We all know the old adage “Never judge a book by its cover.” But when it comes to literal application, we all do. That’s because our book culture encourages it. The cover won’t always tell us much about the quality of a book, true, but if we want to know what kind of book it is, the cover is where we find out.
Shirtless guy holding woman in historically inaccurate clothing in highly improbable position? Romance.
Shirtless guy flexing while holding sword (with or without scantily clad woman clinging to his knees)? Heroic fantasy.
Woman scantily clad while still wearing a lot of black leather with a sword, possibly straddling a motorcycle? Urban fantasy. Probably.
Genre is how the publisher knows what kind of cover to put on a book. It’s also how the reader knows, more or less, what to expect when they pick a novel up. If you buy a book with a silhouette of a tank on the cover and get a story that is 90% romance, you’re going to be perplexed.
The same was true of ancient books, although the cues were given in different ways.
Heroic fantasy (AKA epic poetry) came in dactylic hexameter and covered serious, manly topics. Love poetry came in elegiac couplets. Romance novels were written in prose. And just as with modern literature, ancient readers had expectations of the contents and topics of a work based on its genre.

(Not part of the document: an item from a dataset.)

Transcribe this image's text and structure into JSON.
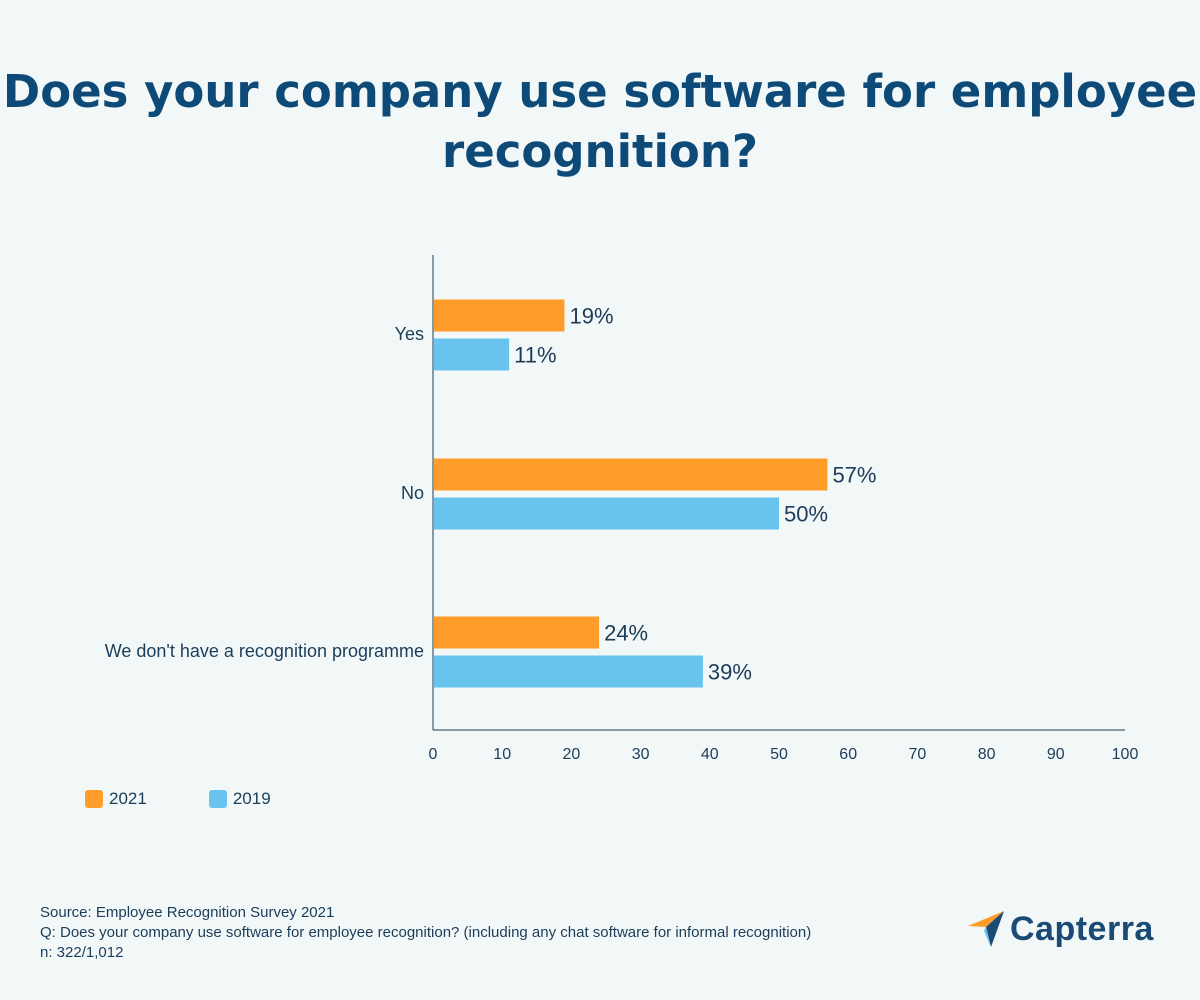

Those rules could be played with, definitely, but push them too far and you could get lost in the weeds.
So imagine the perplexity of the Ancient Reader when they got to the opening of the Argonautica’s Book 3 and found an invocation to the Muse of erotic poetry. (Uh, that’s ‘poetry having to do with love,’ not ‘limericks you wouldn’t want your mother to catch you reading.’)
This is roughly the ancient equivalent of getting to page 300 in a Clancy novel to discover him wrapping up a thorough analysis of the tactical differences between tank maneuvers in the Battle of the Bulge and the first Gulf War… and then launching into a sonnet.

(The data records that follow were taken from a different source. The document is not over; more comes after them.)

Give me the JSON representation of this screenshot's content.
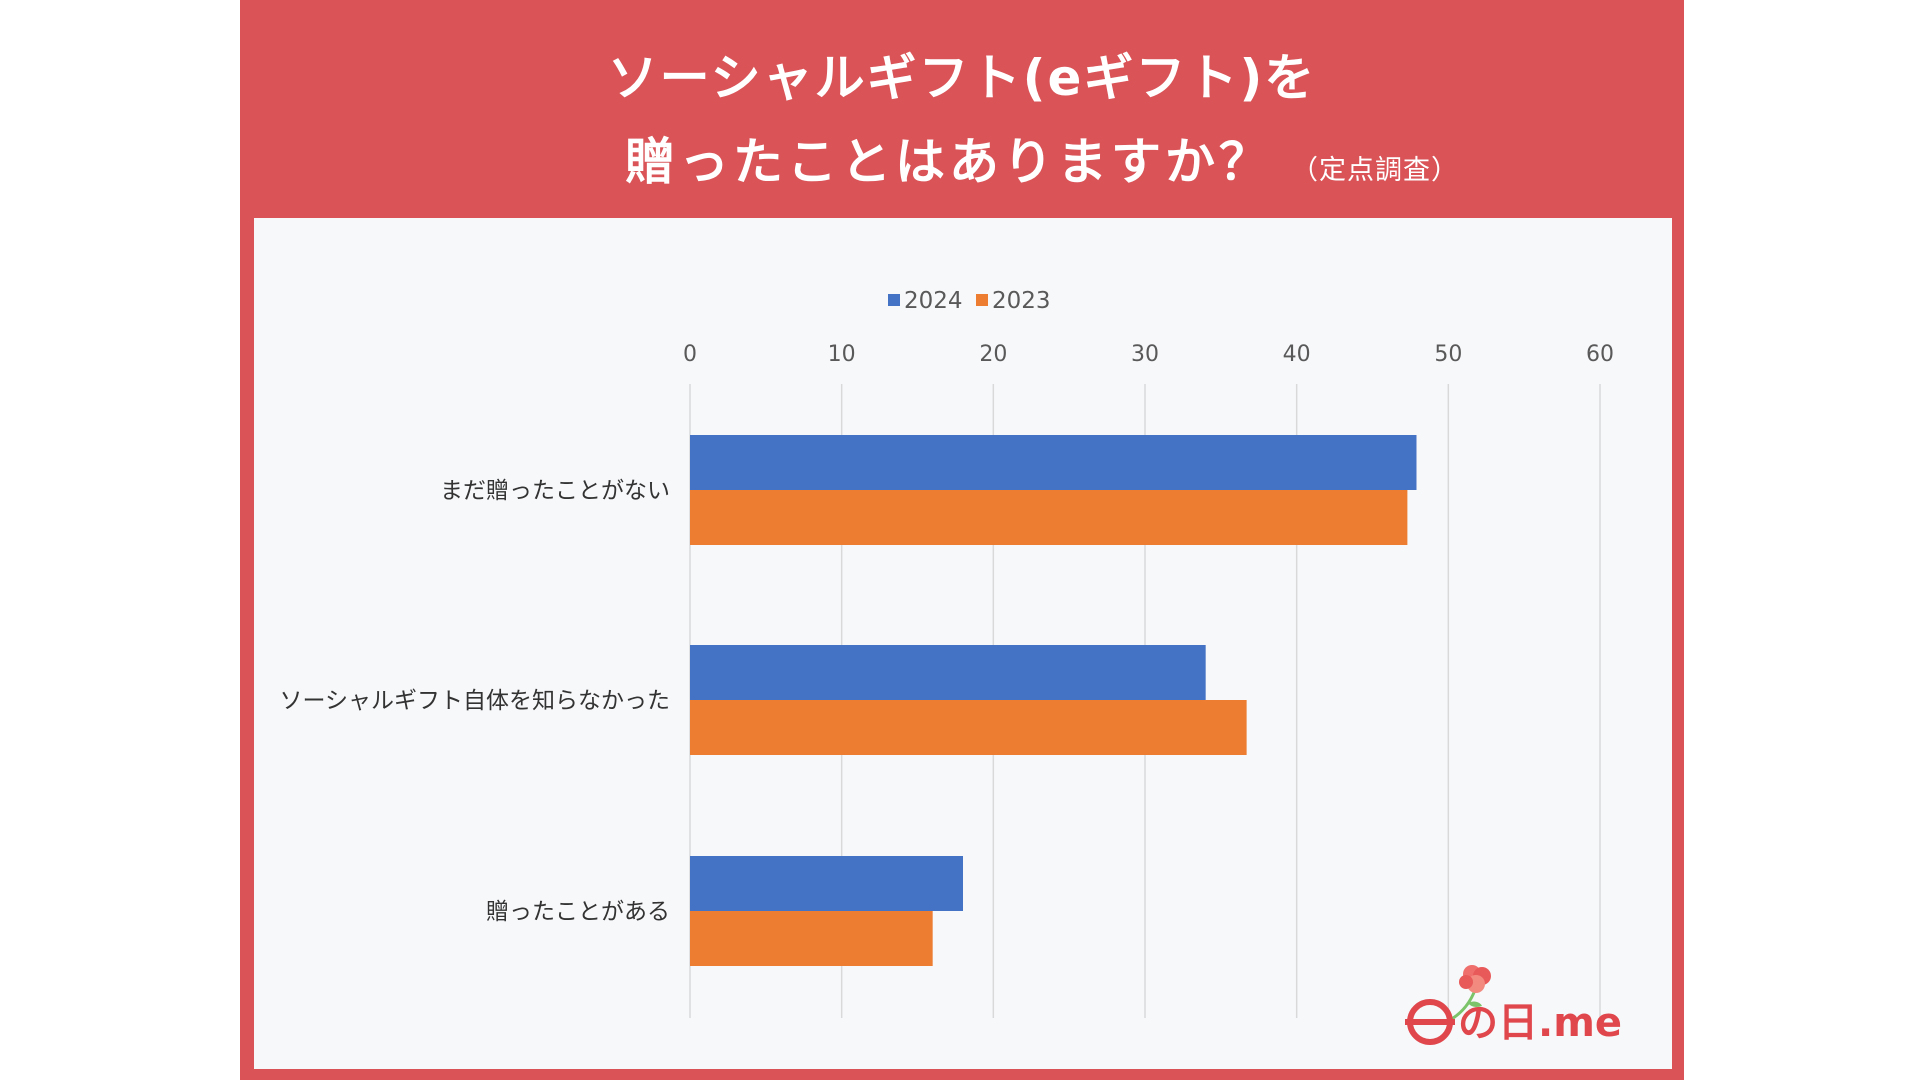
{
  "title": {
    "line1": "ソーシャルギフト(eギフト)を",
    "line2": "贈ったことはありますか？",
    "note": "（定点調査）"
  },
  "colors": {
    "frame": "#d95357",
    "panel": "#f7f8fa",
    "series_2024": "#4472c4",
    "series_2023": "#ed7d31",
    "grid": "#d9d9d9",
    "axis_text": "#595959",
    "category_text": "#333333"
  },
  "logo": {
    "text": "の日.me",
    "icon": "carnation-flower-icon"
  },
  "chart_data": {
    "type": "bar",
    "orientation": "horizontal",
    "title": "ソーシャルギフト(eギフト)を贈ったことはありますか？",
    "xlabel": "",
    "ylabel": "",
    "xlim": [
      0,
      60
    ],
    "ticks": [
      0,
      10,
      20,
      30,
      40,
      50,
      60
    ],
    "grid": true,
    "legend_position": "top",
    "categories": [
      "まだ贈ったことがない",
      "ソーシャルギフト自体を知らなかった",
      "贈ったことがある"
    ],
    "series": [
      {
        "name": "2024",
        "color": "#4472c4",
        "values": [
          47.9,
          34.0,
          18.0
        ]
      },
      {
        "name": "2023",
        "color": "#ed7d31",
        "values": [
          47.3,
          36.7,
          16.0
        ]
      }
    ]
  }
}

So why do it? There’s a lot of debate on this, but I think a safe answer is that Apollonius is, for better or worse, playing with the idea of genre here. Jason is already not a typical epic hero: he isn’t the bravest, strongest, or the best fighter. But he is charming. He is a diplomat, a hero who works either through his own persuasion or through his allies. Apollonius is trying to turn these into heroic attributes.
This is also the age of the novel. The Argonautica was written when romantic fiction had become very popular. You could argue that Apollonius is trying to “update” the epic for Hellenistic tastes.
The Argonautica also has a gender problem. (Get it? Gender, genre… it’s a joke… in, uh, French… MOVING RIGHT ALONG.) The real hero of the piece, as we will see shortly, is Medea. She’s the one who will actually do the work required to get the Golden Fleece. She’s arguably the most interesting character in the entire work and definitely among the most powerful. But she’s a woman.
That’s less of a problem for Apollonius than it was for, say, Homer. As I will talk about next week, Jason can share the stage with Medea. But like Circe (fun fact: who is Medea’s aunt), it won’t be entirely of her own free will.
I’ve often said that we are currently in a “Hellenistic Period” when it comes to art and literature. We enjoy playing with genre, we like reboots and recapitulations, variations on theme, and breaking the fourth wall. Sometimes it works, sometimes it doesn’t. Whether or not Apollonius’s experimentation works is a matter of taste, but it is telling that he is getting more attention now from academic writers than he has for over a century.